Police have charged three city men with attempted murder in the shooting Friday of an undercover officer outside a troubled housing complex in the Seton Hill neighborhood of Baltimore.
Officer Dante Arthur, an eight-year veteran of the city Police Department, remained in critical but stable condition at Maryland Shock Trauma Center yesterday after the first of what Police Commissioner Frederick H. Bealefeld III said would likely be several reconstructive surgeries. Arthur, who was shot twice in the face Friday night after attempting to make an undercover drug purchase in the 400 block of Orchard St., is expected to make a full recovery.
Police arrested Sean Cox, 22, of the 1600 block of Alta St.; Antwan Cox, 19, of the 400 block of Orchard St.; and Sean Smith, 23, of the 400 block of Mount Holly St. Each was charged with attempted first-degree murder, first-degree assault and other offenses. All have prior arrest records, police said.
Residents and neighbors of Orchard Mews, a complex of subsidized townhouses on Orchard Street, expressed frustration yesterday at what they described as a failure of both complex managers and city officials to respond to their complaints about drug sales, shootings and killings.
"We have spoken up," said one longtime resident, who did not give her name for fear of making herself a target. "We need Sheila Dixon, we need the federal government, we need someone to come in and clean this place up."
Asked about that frustration at a news conference yesterday, Dixon said the city needs the community's help.
"There has to be a zero tolerance from our community and what they're going to expect and not expect," she said. "We will do everything in our power to make it safe, but they have to be engaged as well."
Bealefeld said police are doing what they can.

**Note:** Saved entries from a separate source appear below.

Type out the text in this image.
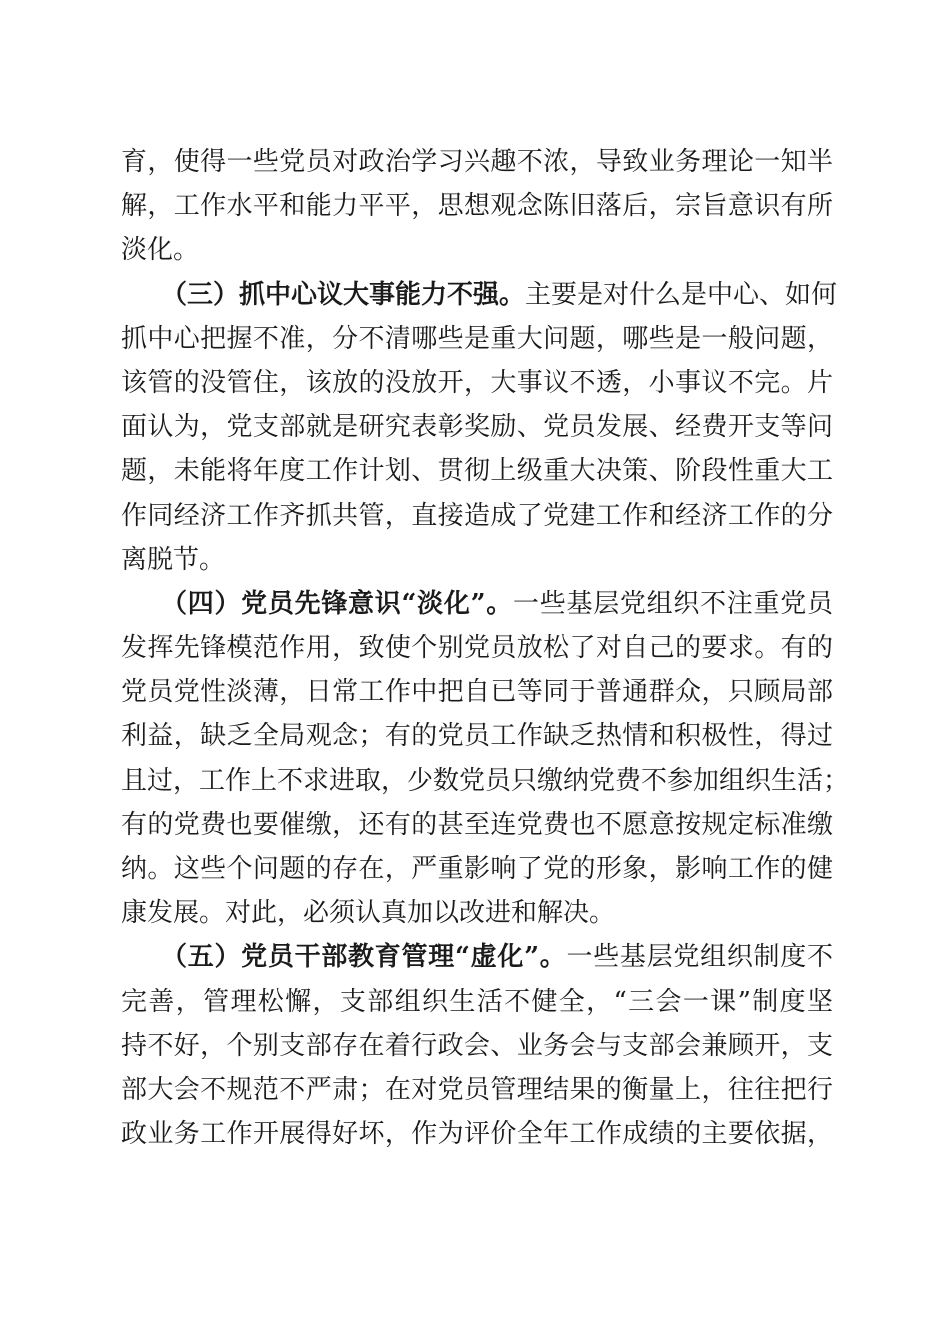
育，使得一些党员对政治学习兴趣不浓，导致业务理论一知半
解，工作水平和能力平平，思想观念陈旧落后，宗旨意识有所
淡化。
（三）抓中心议大事能力不强。主要是对什么是中心、如何
抓中心把握不准，分不清哪些是重大问题，哪些是一般问题，
该管的没管住，该放的没放开，大事议不透，小事议不完。片
面认为，党支部就是研究表彰奖励、党员发展、经费开支等问
题，未能将年度工作计划、贯彻上级重大决策、阶段性重大工
作同经济工作齐抓共管，直接造成了党建工作和经济工作的分
离脱节。
（四）党员先锋意识“淡化”。一些基层党组织不注重党员
发挥先锋模范作用，致使个别党员放松了对自己的要求。有的
党员党性淡薄，日常工作中把自已等同于普通群众，只顾局部
利益，缺乏全局观念；有的党员工作缺乏热情和积极性，得过
且过，工作上不求进取，少数党员只缴纳党费不参加组织生活；
有的党费也要催缴，还有的甚至连党费也不愿意按规定标准缴
纳。这些个问题的存在，严重影响了党的形象，影响工作的健
康发展。对此，必须认真加以改进和解决。
（五）党员干部教育管理“虚化”。一些基层党组织制度不
完善，管理松懈，支部组织生活不健全，“三会一课”制度坚
持不好，个别支部存在着行政会、业务会与支部会兼顾开，支
部大会不规范不严肃；在对党员管理结果的衡量上，往往把行
政业务工作开展得好坏，作为评价全年工作成绩的主要依据，
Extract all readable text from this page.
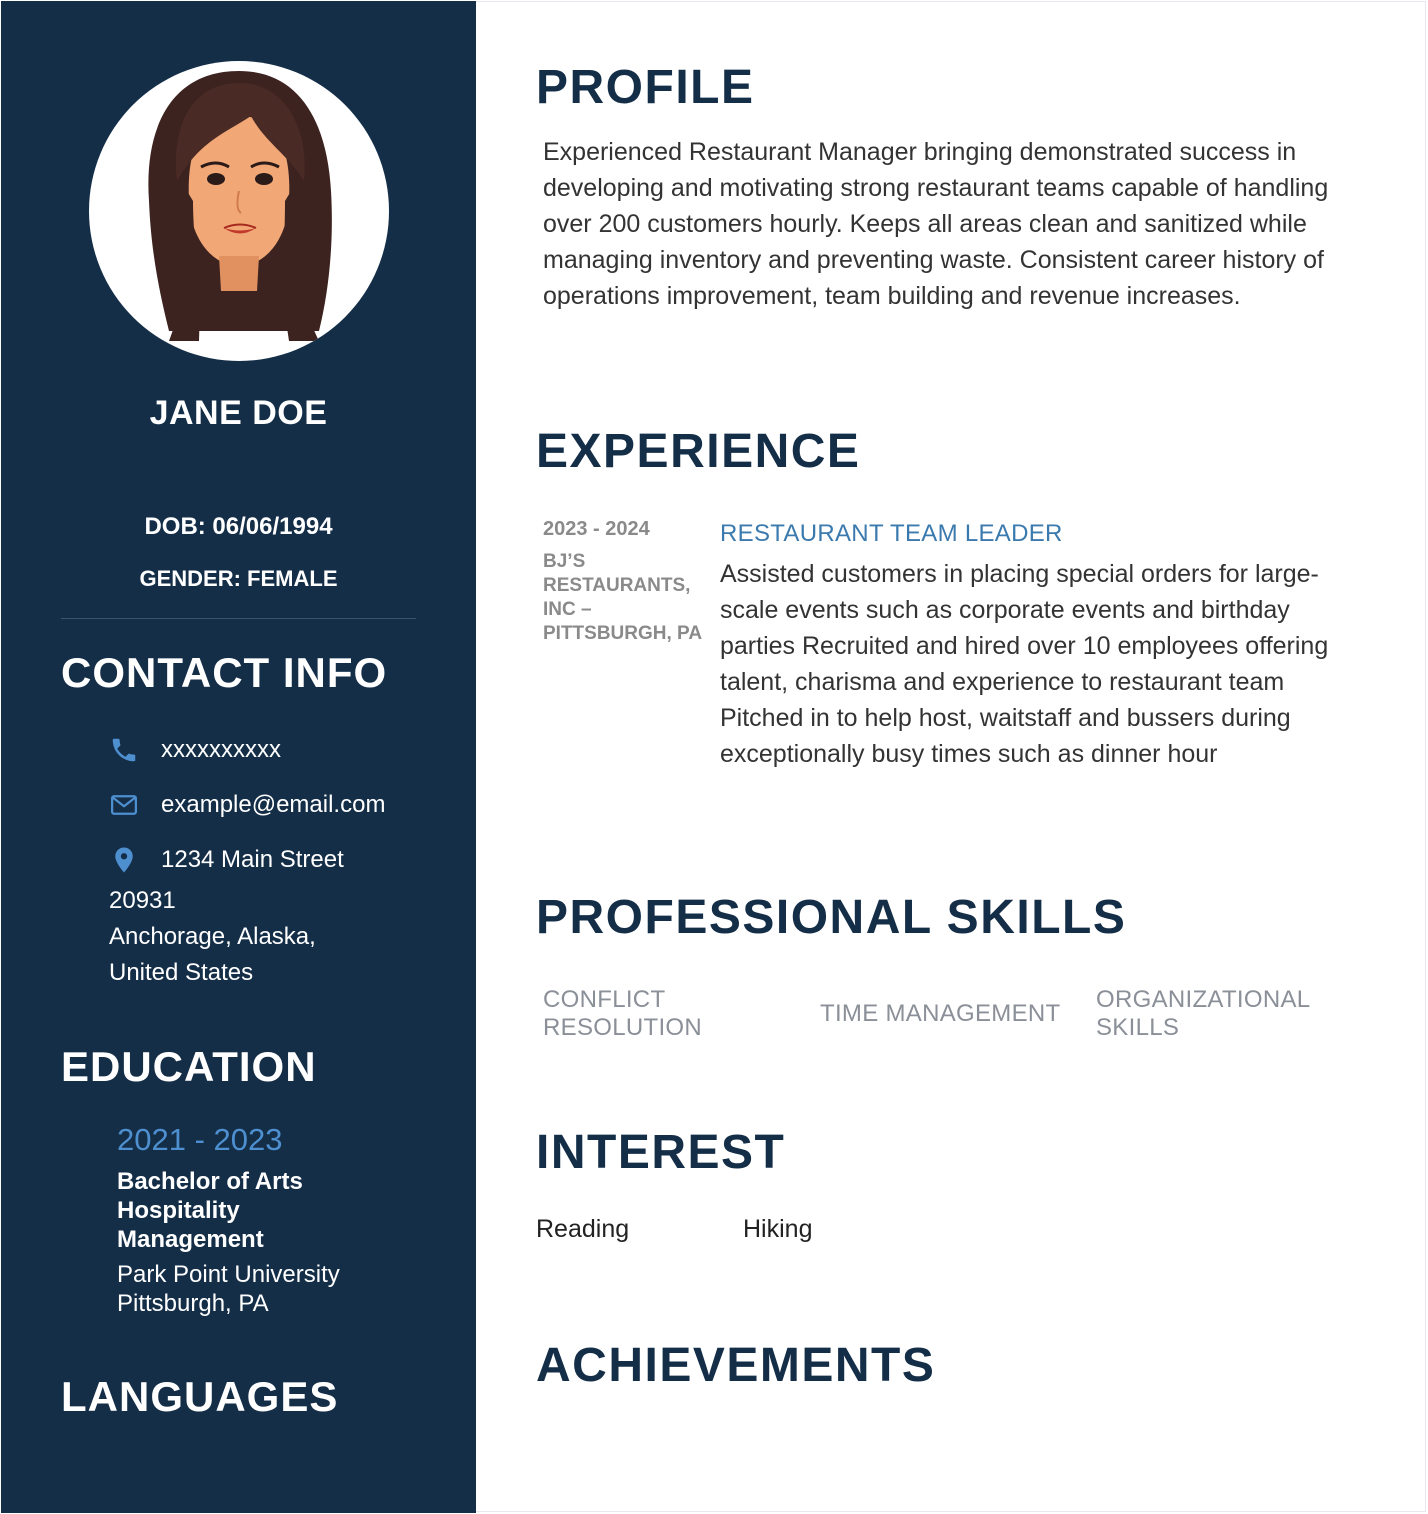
JANE DOE
DOB: 06/06/1994
GENDER: FEMALE
CONTACT INFO
xxxxxxxxxx
example@email.com
1234 Main Street
20931
Anchorage, Alaska,
United States
EDUCATION
2021 - 2023
Bachelor of Arts
Hospitality
Management
Park Point University
Pittsburgh, PA
LANGUAGES
PROFILE
Experienced Restaurant Manager bringing demonstrated success in developing and motivating strong restaurant teams capable of handling over 200 customers hourly. Keeps all areas clean and sanitized while managing inventory and preventing waste. Consistent career history of operations improvement, team building and revenue increases.
EXPERIENCE
2023 - 2024
BJ’S RESTAURANTS, INC – PITTSBURGH, PA
RESTAURANT TEAM LEADER
Assisted customers in placing special orders for large-scale events such as corporate events and birthday parties Recruited and hired over 10 employees offering talent, charisma and experience to restaurant team Pitched in to help host, waitstaff and bussers during exceptionally busy times such as dinner hour
PROFESSIONAL SKILLS
CONFLICT RESOLUTION
TIME MANAGEMENT
ORGANIZATIONAL SKILLS
INTEREST
Reading	Hiking
ACHIEVEMENTS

"Our city employees risked their lives to try to make that block safer," he said, "and two of them almost lost their lives in doing it. You know what? My men, my women, they'll be back out there tonight. Now I don't know how much more a community can expect its civil servants to do."
Police say Arthur and his partner, Officer Daniel Harper, were working in plain clothes on the 500 block of Orchard St. about 8 p.m. Friday when Sean Cox approached and offered to sell them cocaine. When they moved to arrest him, police say, Cox became violent, attempted to take Arthur's weapon and eventually broke free and fled.
Police say Antwan Cox and Smith opened fire on Arthur and Harper, and both officers fired back. Arthur was shot in the jaw and the cheek. Bealefeld said Harper, a three-year veteran of the force, exhibited "a great deal of heroism" in continuing to fire as he assisted his wounded partner.
Smith was found inside 550 Orchard St., with a .357 magnum revolver believed to have been used in the shooting and a 9 mm semiautomatic handgun, police say. He had a gunshot wound in the left calf.
Police say Antwan Cox was arrested after he sought treatment at Maryland General Hospital for a gunshot wound to the right leg. Bealefeld declined to give details of the arrest of Sean Cox. Police have not determined whether the two are related.
Arthur remained conscious until he was placed under anesthesia for treatment at Shock Trauma, police say. Police union President Robert F. Cherry said yesterday that Arthur's "spirits were good."
"It was a bad night, but there is good news," Cherry said. "The officer is going to be fine. When we left around 3 in the morning he was still in surgery. Dr. [James] O'Connor" - the director of thoracic and vascular surgery at Shock Trauma - "is confident he's going to make a full recovery."
Cherry said one bullet shattered Arthur's jaw and some teeth, and that the other grazed a cheek.
Listed on the National Register of Historic Places, Seton Hill combines some of the city's oldest rowhouses with the troubled housing complex where neighbors say dealers run an open-air drug market.
Seton Hill Association President Karen French has counted at least four murders in the neighborhood since she moved there 11 years ago. After years of meetings with representatives of the mayor's office, police and Orchard Mews yielded "few if no results," she said, the association recently hired a lawyer.
"It just seems that the wheels move slowly, and we have to live with it," she said.
City Councilman William H. Cole IV blamed the management at Orchard Mews.
"I can say Central District has certainly put plenty of resources up there, as evidenced by the fact that there were undercover officers there," he said. "In my mind, the apartment complex is not taking its responsibility to run a secure business seriously."
Cole said complex management has promised security guards, cameras and better lighting.
Security cameras were visible at the complex yesterday, but neighbors said they didn't work. Property manager Melva Smith declined to say whether the complex had hired security. She expressed frustration that critics don't want to help pay for security improvements.
"It seems like they want us to fit the bill outright," Smith said. "It doesn't seem like they want to be in a partnership."
Baltimore Sun reporter Nicole Fuller contributed to this article.